Granite has a top-class management team, a low-levered balance sheet, and a history of consecutively increasing its dividend. It yields 4.4% today and trades a discount to its private market value (which means it’s at an attractive value today).
Value stock
Alimentation Couche-Tard (TSX:ATD) is widely known for its Circle K, Couche-Tard, and Ingo convenience store brands around the globe. This stock has delivered +18% compounded annualized returns over the past 10 years. That is a 424% total return.
The stock pulled back recently due to a weaker-than-expected quarter. Its challenges appear to be temporary.

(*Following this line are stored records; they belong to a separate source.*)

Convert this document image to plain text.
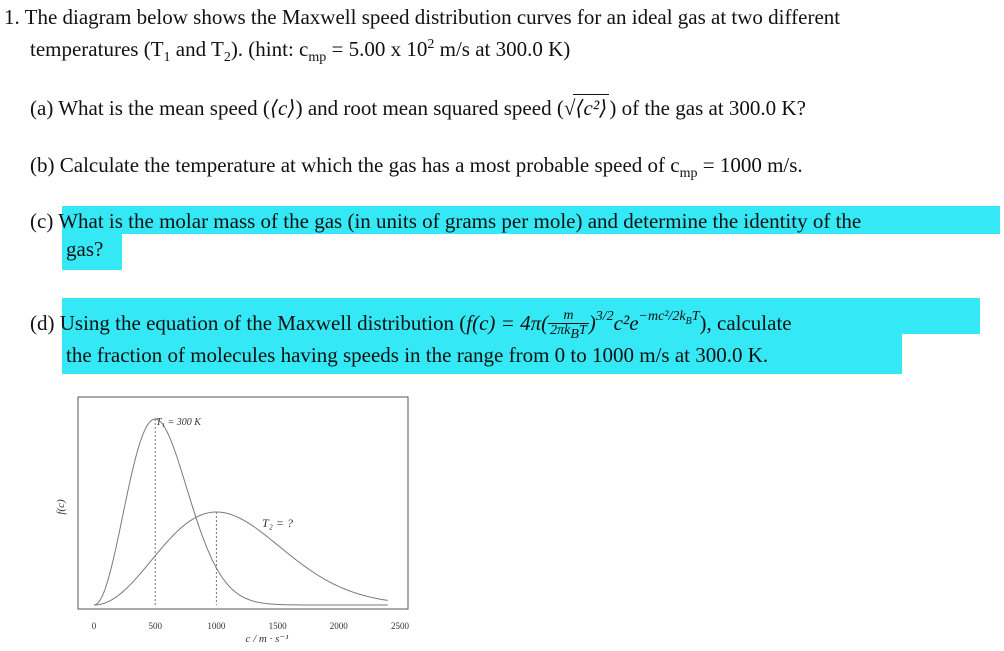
1. The diagram below shows the Maxwell speed distribution curves for an ideal gas at two different
temperatures ($T_1$ and $T_2$). (hint: $c_{mp} = 5.00$ x $10^2$ m/s at 300.0 K)
(a) What is the mean speed (⟨c⟩) and root mean squared speed (√⟨c²⟩) of the gas at 300.0 K?
(b) Calculate the temperature at which the gas has a most probable speed of $c_{mp} = 1000$ m/s.
(c) What is the molar mass of the gas (in units of grams per mole) and determine the identity of the
gas?
(d) Using the equation of the Maxwell distribution $(f(c) = 4\pi( \frac{m}{2\pi k_BT} )^{3/2}c^2e^{-mc^2/2k_BT})$, calculate
the fraction of molecules having speeds in the range from 0 to 1000 m/s at 300.0 K.
0	500	1000	1500	2000	2500
f(c)
c / m · s⁻¹
T₁ = 300 K
T₂ = ?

The company still has considerable opportunity to grow by acquiring other convenience store businesses. If you want to learn more about this business, just step into one of its stores and see how it reigns above the competition.
A top Canadian compounder
Like ATD, WSP Global (TSX:WSP) has delivered very strong returns in the past. Its stock has returned 720% over the past 10 years. There is good reason to believe returns will be good going forward. It has is leading advisory, consulting, engineering, and design firm around the globe.
The company has consolidated a very fragmented industry. It continues to see good deal flow. Yet, it is also growing organically as demand for infrastructure around the world rises. This is not the cheapest stock, but it is a good buy on any reasonable pullback.
A small-cap growth story
Propel Holdings (TSX:PRL) is a bit of a riskier stock. However, the risk could pay off. It only has a market cap of $535 million. The company provides loans for the non-prime consumers in the U.S. (although it did just launch a platform in Canada).
This is a risky segment, but it uses proprietary artificial intelligence technology to profitably underwrite loans. It has a low-cost operating model because it works through banks and by lending its platform to other financial providers.
It is growing earnings per share by +25% a year! Yet, this is a volatile stock. It is still proving out its business model, so size your position accordingly.